Growing up in the West Village of New York City, Amy West was set on becoming a Broadway dancer. “I had a real affinity for the arts in general, so I trained as a dancer. Of course, like many dancers in New York, I also worked in the food and beverage industry,” Amy remembers, laughing. “The best thing about waiting tables was that I met my husband while doing it, and we’ve been married for thirty-three years.”
Eventually, West realized that dancing and auditioning wasn’t the path she wanted to go down. And after making the difficult decision to step away from her dreams of dancing, West decided to switch up her career direction.
While working at the New York Public Library, West discovered she had an aptitude for organization and mathematics. “They were giving me a lot of accounting work, and one day I thought, ‘Why don’t I find a way to marry accounting with my interest in culture and the arts?’” West explains.
So she returned to school, and after graduation was quickly recruited to Ernst & Young. While at Ernst & Young, West specialized in healthcare and not-for-profit. “Not only was it a great experience, but it solidified my desire to work in the nonprofit sector,” she says. West went on to work with UNICEF USA and the Guggenheim before landing at AHRC NYC, where she is currently executive vice president and chief financial officer.
AHRC NYC is a nonprofit organization that focuses on supporting people with intellectual and developmental disabilities (IDD). AHRC NYC created the first schools, day treatments, workshops, programs, and community residences for this population, and continues to provide services to improve the lives of more than fifteen thousand individuals in the city’s five boroughs per year. To be able to do all of the incredible work that AHRC NYC does within the community, the organization needs to be backed by dedicated professionals and be in good financial health.

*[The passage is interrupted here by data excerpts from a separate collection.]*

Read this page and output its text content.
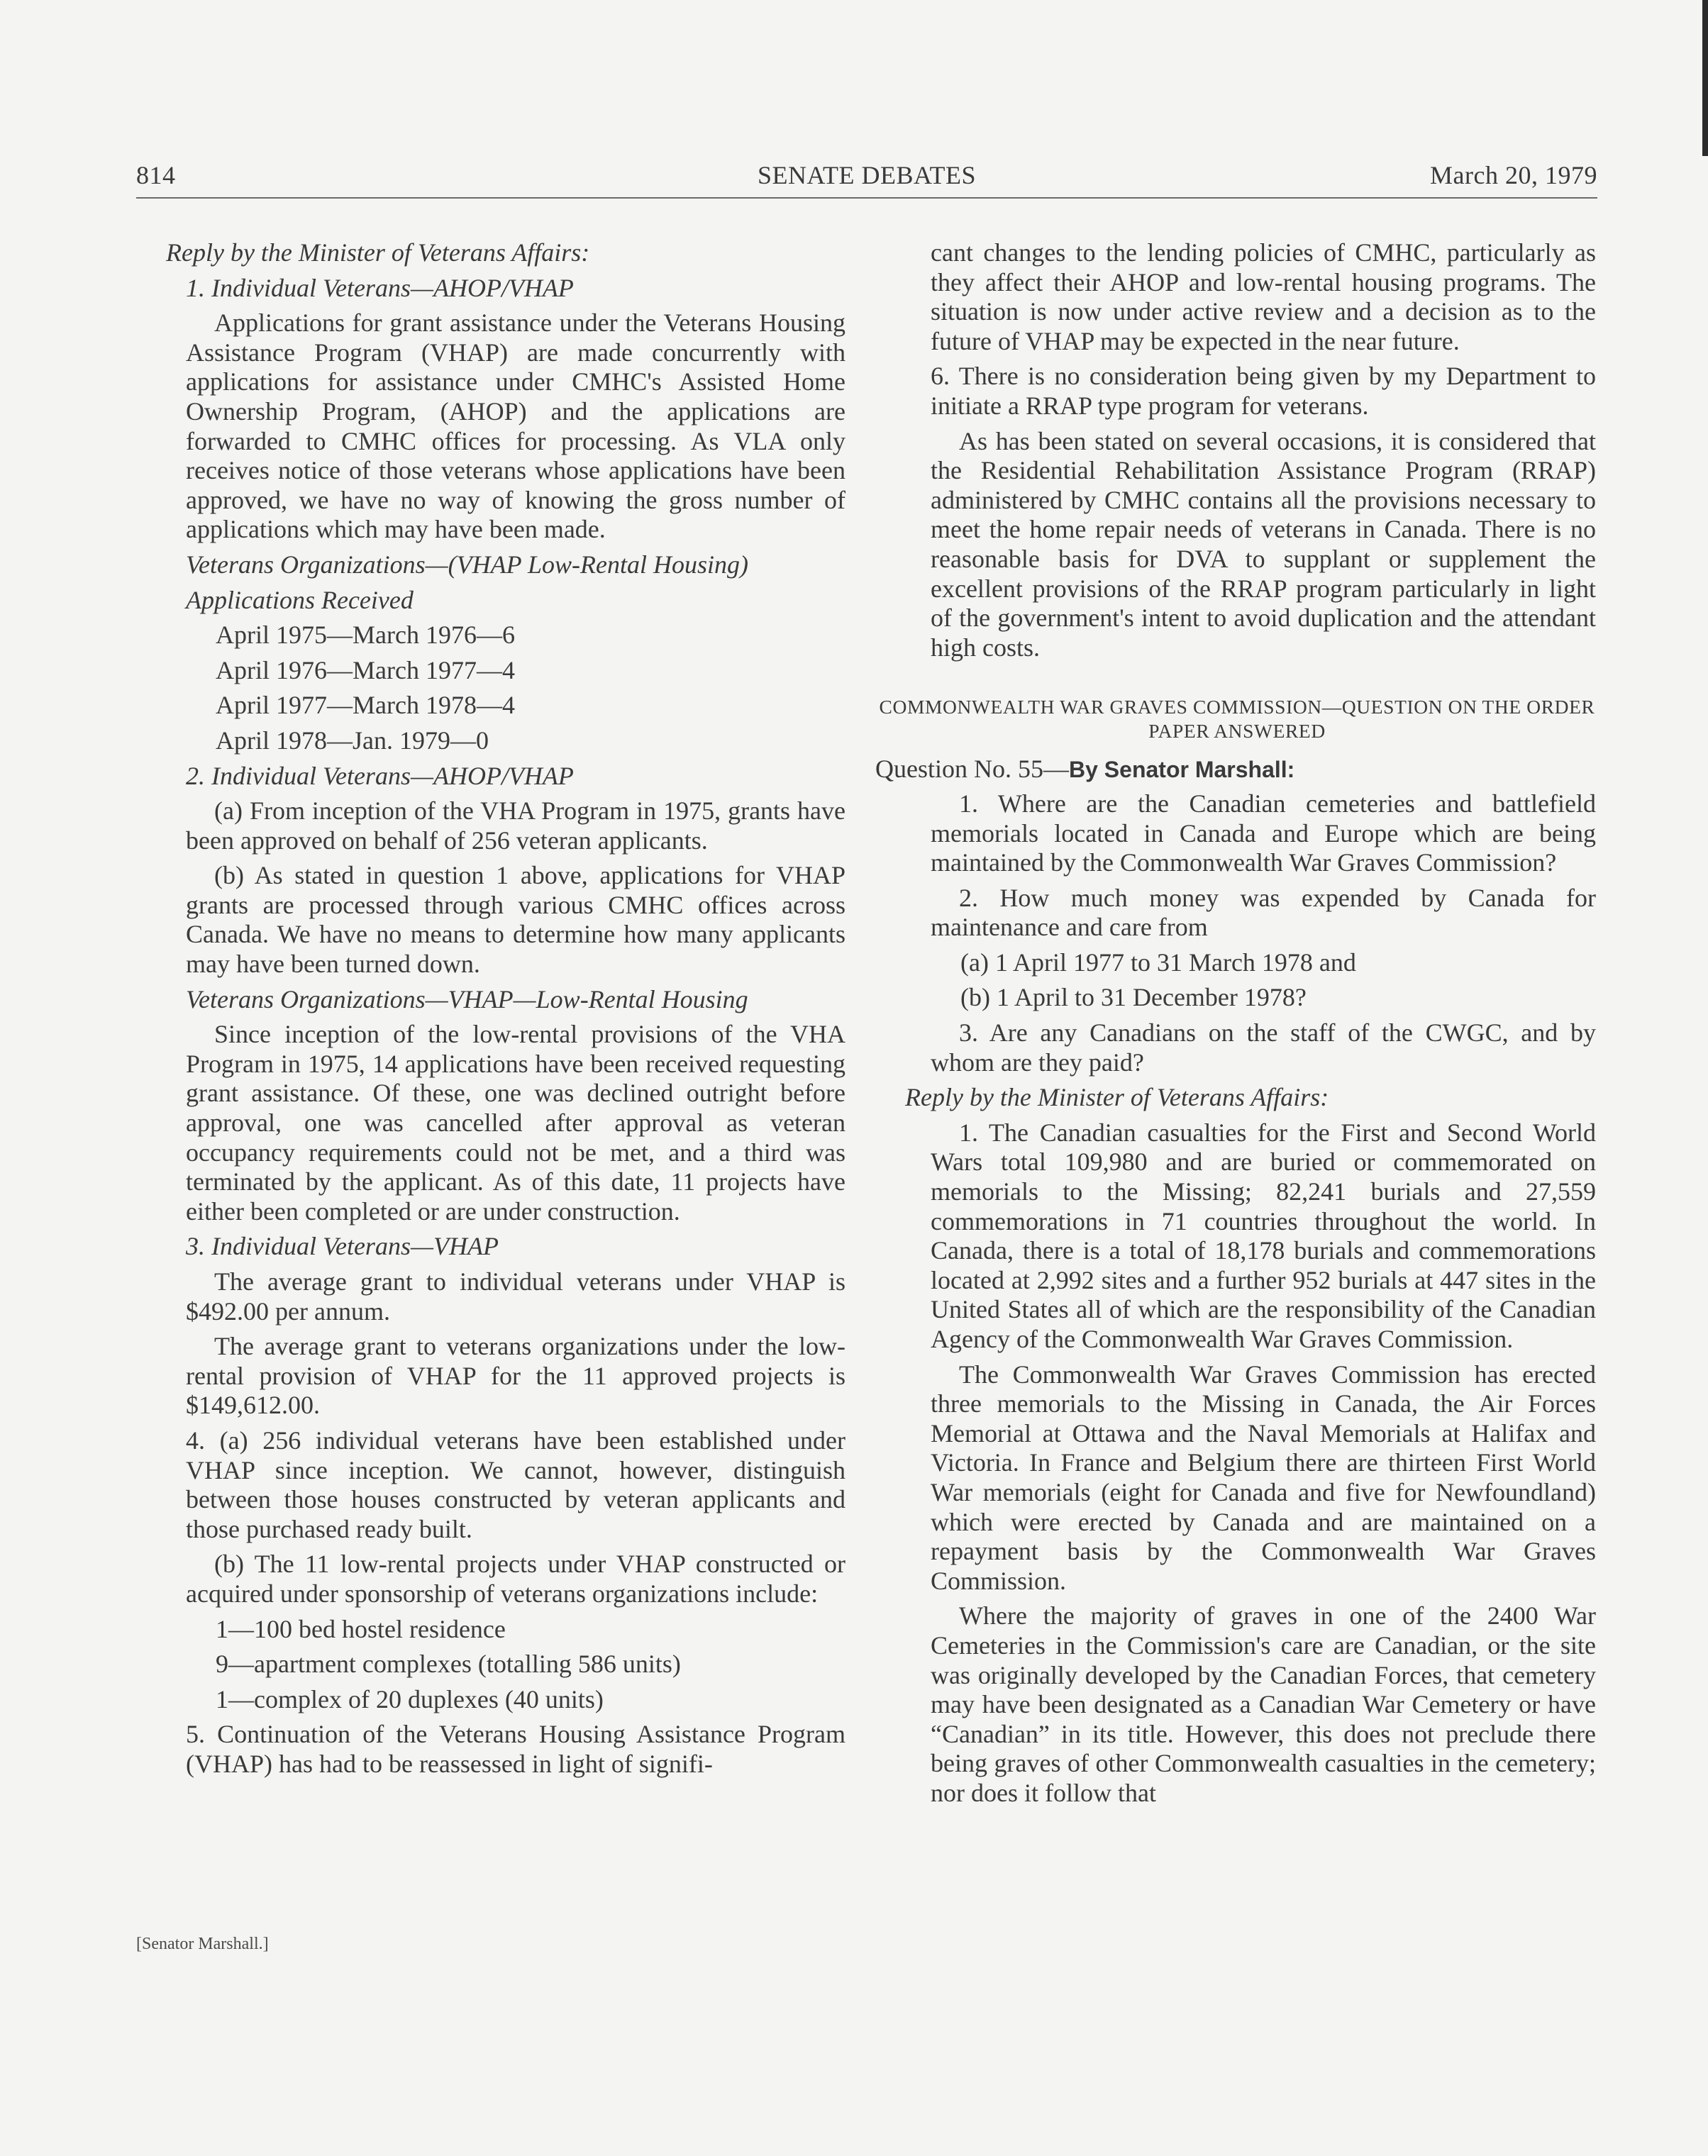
814	SENATE DEBATES	March 20, 1979

Reply by the Minister of Veterans Affairs:

1. Individual Veterans—AHOP/VHAP

Applications for grant assistance under the Veterans Housing Assistance Program (VHAP) are made concurrently with applications for assistance under CMHC's Assisted Home Ownership Program, (AHOP) and the applications are forwarded to CMHC offices for processing. As VLA only receives notice of those veterans whose applications have been approved, we have no way of knowing the gross number of applications which may have been made.

Veterans Organizations—(VHAP Low-Rental Housing)

Applications Received

April 1975—March 1976—6

April 1976—March 1977—4

April 1977—March 1978—4

April 1978—Jan. 1979—0

2. Individual Veterans—AHOP/VHAP

(a) From inception of the VHA Program in 1975, grants have been approved on behalf of 256 veteran applicants.

(b) As stated in question 1 above, applications for VHAP grants are processed through various CMHC offices across Canada. We have no means to determine how many applicants may have been turned down.

Veterans Organizations—VHAP—Low-Rental Housing

Since inception of the low-rental provisions of the VHA Program in 1975, 14 applications have been received requesting grant assistance. Of these, one was declined outright before approval, one was cancelled after approval as veteran occupancy requirements could not be met, and a third was terminated by the applicant. As of this date, 11 projects have either been completed or are under construction.

3. Individual Veterans—VHAP

The average grant to individual veterans under VHAP is $492.00 per annum.

The average grant to veterans organizations under the low-rental provision of VHAP for the 11 approved projects is $149,612.00.

4. (a) 256 individual veterans have been established under VHAP since inception. We cannot, however, distinguish between those houses constructed by veteran applicants and those purchased ready built.

(b) The 11 low-rental projects under VHAP constructed or acquired under sponsorship of veterans organizations include:

1—100 bed hostel residence

9—apartment complexes (totalling 586 units)

1—complex of 20 duplexes (40 units)

5. Continuation of the Veterans Housing Assistance Program (VHAP) has had to be reassessed in light of signifi-

cant changes to the lending policies of CMHC, particularly as they affect their AHOP and low-rental housing programs. The situation is now under active review and a decision as to the future of VHAP may be expected in the near future.

6. There is no consideration being given by my Department to initiate a RRAP type program for veterans.

As has been stated on several occasions, it is considered that the Residential Rehabilitation Assistance Program (RRAP) administered by CMHC contains all the provisions necessary to meet the home repair needs of veterans in Canada. There is no reasonable basis for DVA to supplant or supplement the excellent provisions of the RRAP program particularly in light of the government's intent to avoid duplication and the attendant high costs.

COMMONWEALTH WAR GRAVES COMMISSION—QUESTION ON THE ORDER PAPER ANSWERED

Question No. 55—By Senator Marshall:

1. Where are the Canadian cemeteries and battlefield memorials located in Canada and Europe which are being maintained by the Commonwealth War Graves Commission?

2. How much money was expended by Canada for maintenance and care from

(a) 1 April 1977 to 31 March 1978 and

(b) 1 April to 31 December 1978?

3. Are any Canadians on the staff of the CWGC, and by whom are they paid?

Reply by the Minister of Veterans Affairs:

1. The Canadian casualties for the First and Second World Wars total 109,980 and are buried or commemorated on memorials to the Missing; 82,241 burials and 27,559 commemorations in 71 countries throughout the world. In Canada, there is a total of 18,178 burials and commemorations located at 2,992 sites and a further 952 burials at 447 sites in the United States all of which are the responsibility of the Canadian Agency of the Commonwealth War Graves Commission.

The Commonwealth War Graves Commission has erected three memorials to the Missing in Canada, the Air Forces Memorial at Ottawa and the Naval Memorials at Halifax and Victoria. In France and Belgium there are thirteen First World War memorials (eight for Canada and five for Newfoundland) which were erected by Canada and are maintained on a repayment basis by the Commonwealth War Graves Commission.

Where the majority of graves in one of the 2400 War Cemeteries in the Commission's care are Canadian, or the site was originally developed by the Canadian Forces, that cemetery may have been designated as a Canadian War Cemetery or have “Canadian” in its title. However, this does not preclude there being graves of other Commonwealth casualties in the cemetery; nor does it follow that

[Senator Marshall.]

“My team plays an important role in our organization’s ability to carry out its mission, and there are really two main objectives that we are working on: maintaining good financial health and focusing on the use of data,” West says. “Within the not-for-profit space, the funding is so volatile, and AHRC NYC is very dependent on state funding. One of the things that I want to emphasize is building our organization’s operating reserve or ‘rainy day fund.’”
She believes that placing a focus on this fund is crucial to the organization’s financial health in the event of economic downturns or when the organization wants to take advantage of opportunities that might arise. “We are now at a point where funders, regulators, and stakeholders are requiring us to demonstrate our mission effectiveness. With the work that AHRC NYC does, it is difficult to gauge how you are improving the life of people with intellectual and developmental disabilities. In order for us to stay relevant, we need to become a data-driven, decision-making organization,” West says.
With this focus on data, AHRC NYC is looking to implement an electronic health record (EHR) that serves as a repository for all information and demographics regarding people supported and the communities the organization operates in.
“Data is essential to us as an organization to show us what we are doing right and what we can do better to help the people we support.”
Kristy Agliardi, area vice president at Arthur J. Gallagher & Co. and partner of AHRC NYC, believes this data-driven approach is key to helping the company advance. “Amy is passionate about the importance of data and analysis to ensure effective decision-making,” she says. “Constant organizational assessment coupled with a cohesive strategic plan are critical given current funding volatility. Amy views a comprehensive benefit program as a strategic investment in the workforce of today to support the future mission of AHRC NYC.”
Another important initiative that West and AHRC NYC are undertaking in 2020 is a rebranding initiative. “We struggle with this because a lot of people don’t know who we are. Branding is directly connected to building our workforce as well. If people don’t know who we are, chances are, we aren’t going to attract the type of talent that we need,” West explains.
AHRC NYC is looking to rebuild their total rewards package, incorporate professional development, and bolster diversity and inclusion. “We want to become the go-to organization for employees, and we want to offer the things that will help get us there,” says West.
To West, all of these inner workings circle back to help the IDD communities that AHRC NYC serves. “Financial health will allow us to support the organization in a more strategic way and to take advantage of opportunities that will make us a more agile organization. The EHR will allow us to enhance the programs and services that we provide to the people we support. Data is essential to us as an organization to show us what we are doing right and what we can do better to help who we serve. Rebranding will help us fund-raise and enhance our ability to diversify revenue streams and attract talent. And finally, having top-notch talent will provide better support to the people in our programs,” West explains.
Though some of these initiatives are quite new, West is excited for the future of AHRC NYC. “We are only in phase one of a lot of things, but they all are going to help facilitate change,” she says. By October of 2020, West hopes that the AHRC NYC will be able to see the end product of initiatives like the rebranding of the organization.
“We have such talented and smart people here now, but with this rebrand, we want to ensure that we can continue to attract more talented people so that we can continue to serve the IDD community in the ways that we do,” she says.